Well I guess I'll see what they came back with. The whole thing just seems to ridiculous. It's enough to make me want to just move to the top of a mountain or something. Thanks again.
 
@mathewbailey08
Regarding your last line, my HOI, which for 10 years has been basically the same price give or take $100 since inception, just went up about $800 this year.... I read rates in FL have gone up a lot due to hurricanes and whatnot.... It's enough to make me want to just move to the top of a mountain or something. Thanks again.

You're in FL? Oh man this is the tip of the iceberg. The whole state is going to be high risk flood within a decade, and every carrier is taking as much rate as they can.

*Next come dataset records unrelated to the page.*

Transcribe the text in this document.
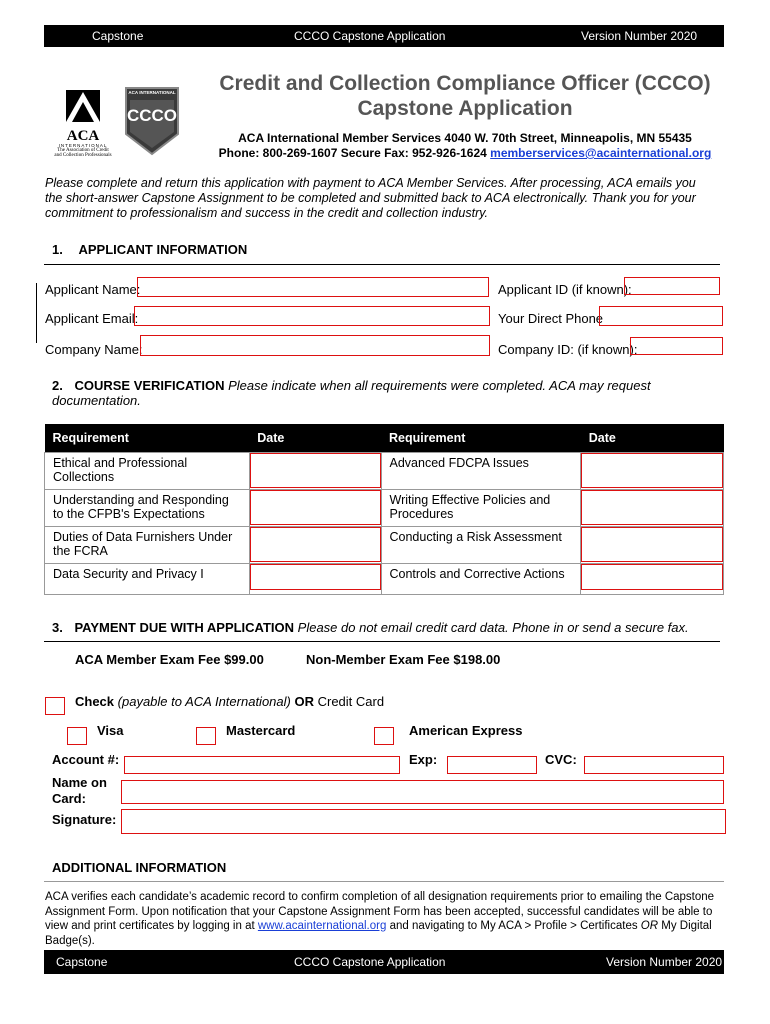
Capstone	CCCO Capstone Application	Version Number 2020
ACA
INTERNATIONAL
The Association of Credit
and Collection Professionals
ACA INTERNATIONAL
CCCO
Credit and Collection Compliance Officer (CCCO)
Capstone Application
ACA International Member Services 4040 W. 70th Street, Minneapolis, MN 55435
Phone: 800-269-1607 Secure Fax: 952-926-1624 memberservices@acainternational.org
Please complete and return this application with payment to ACA Member Services. After processing, ACA emails you the short-answer Capstone Assignment to be completed and submitted back to ACA electronically. Thank you for your commitment to professionalism and success in the credit and collection industry.
1. APPLICANT INFORMATION
Applicant Name:	Applicant ID (if known):
Applicant Email:	Your Direct Phone
Company Name:	Company ID: (if known):
2. COURSE VERIFICATION Please indicate when all requirements were completed. ACA may request documentation.
Requirement	Date	Requirement	Date
Ethical and Professional Collections		Advanced FDCPA Issues	

Understanding and Responding to the CFPB's Expectations		Writing Effective Policies and Procedures	

Duties of Data Furnishers Under the FCRA		Conducting a Risk Assessment	

Data Security and Privacy I		Controls and Corrective Actions	
3. PAYMENT DUE WITH APPLICATION Please do not email credit card data. Phone in or send a secure fax.
ACA Member Exam Fee $99.00	Non-Member Exam Fee $198.00
Check (payable to ACA International) OR Credit Card
Visa	Mastercard	American Express
Account #:	Exp:	CVC:
Name on
Card:
Signature:
ADDITIONAL INFORMATION
ACA verifies each candidate’s academic record to confirm completion of all designation requirements prior to emailing the Capstone Assignment Form. Upon notification that your Capstone Assignment Form has been accepted, successful candidates will be able to view and print certificates by logging in at www.acainternational.org and navigating to My ACA > Profile > Certificates OR My Digital Badge(s).
Capstone	CCCO Capstone Application	Version Number 2020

My suggestion is to move now. The Florida market is a huge bubble because of this, (It's an exaggeration, but the climate change impact on Florida is probably the biggest in North America.) At some point it wont be financially feasable to live in a lot of FL, and then the question is who pays for the property? No one is going to buy a house that is worth $250,000 but has a annual insurance premium of $25,000, let alone the mortgage.

The insurance companies rates are reflecting this. Claims volume and severity is way, way up in the southeast, and only appears to be accelerating.

Come to MN. It's great here. We still get plenty of big storms, and our rates reflect that, but there isn't a serious risk of the whole state becoming designated flood plane anytime soon.
 
@thebiblesays Trust me, I wish we could move, but given jobs, school and family stuff, that isn’t an option right now. Both my wife and I are originally from up north and I definitely miss the seasons among other things. Eventually we plan on moving, but probably not for a few more years. Hopefully our house won’t be under water (literally) by then. Fortunately, it definitely isn’t figuratively under water since, just in the past year, we’ve seen a crazy rise in home values. Our home value has probably gone up to about 250% since we bought it 10+ years ago. However, one other concern I have if we are now in a flood zone (assuming I can’t get back out of it) is how that might affect selling it and if it could impact the price.
 
@mathewbailey08 I predict that housing in FL goes crazy, where a bunch of homes become unaffordable to insure and there is a rush on the homes that are still occupy able for the time being in the state, while the rest of the market collapses.
 
@mathewbailey08
"We plan to buy flood insurance for your property if we do not receive proof of adequate flood insurance within 45 days after the date of this letter...

The key word here is "adequate" - although their letter was dated 11/23, their definition of adequate insurance probably meant that it needed to be effective as of 10/01 (although they weren't clear about it on that letter). Sucks that they were vague and misleading.

The rep at USAA (where I bought the policy) did mention something about how not only did the FEMA maps change recently but so did the way that they determine rates. He said something along the lines of how, prior to this change, everyone in Zone X paid the same amount regardless of actual risk, whereas now they use other factors to determine rates.

This is correct. Risk Rating 2.0 is what they're calling it. It is similar to the way private flood insurers rate (instead of by geographical flood zone which covers a large area, it is more "per risk").